Sayın ÇETİN ile söyleşiden bazı notları ve kareleri, okuyucularımızın istifadesi için aşağıda sunuyor, Sayın ÇETİN’e davetimizi kabul ettiği için teşekkürlerimizi iletiyoruz.
SÖYLEŞİDEN BAZI NOTLAR:
– 1915 yılında yaşanan önemli hadiseler, öncesi ve sonrasıyla bir bütünün parçalarıdır ve birlikte ele alınarak değerlendirilmelidir. Çanakkale Savaşı, Ermeni Tehciri, Sarıkamış Harekatı gibi meseleler, tarihte olup bitmiş olaylar değildir. Günümüzü anlamaya ve anlamlandırmaya ışık tutacak, dersler ve ibretler alınması gereken milli bir birikimdir.
– 1071 yılında Müslüman Türk ordusunun Bizans karşısında kazandığı zaferin hemen akabinde (üzerinde 25 yıl geçmeden) Haçlı seferleri başlamıştır.
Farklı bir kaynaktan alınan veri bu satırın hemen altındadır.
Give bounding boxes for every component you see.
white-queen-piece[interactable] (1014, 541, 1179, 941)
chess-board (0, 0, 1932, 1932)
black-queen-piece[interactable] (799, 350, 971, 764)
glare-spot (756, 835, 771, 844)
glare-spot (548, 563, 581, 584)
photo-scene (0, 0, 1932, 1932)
Birleşik Haçlı saldırıları, yüzyıllar boyu devam etmiş ve Tanzimatın ilanından sonra bu ittifakın adı Düvel-i Muazzama olmuştur.
– Düvel-i Muazzama, “şark meselesi” adı altında “hasta adam” olarak niteledikleri Osmanlıyı paylaşma hedefine dönük bir strateji geliştirmiştir. Bu strateji politik ve askeri planda uygulanmıştır.
– Balkan kavimleri tahrik edilerek Osmanlı’dan ayrıştırılmış, Trablusgarp savaşından sonra da bu ayrışma, hızlanarak devam etmiştir.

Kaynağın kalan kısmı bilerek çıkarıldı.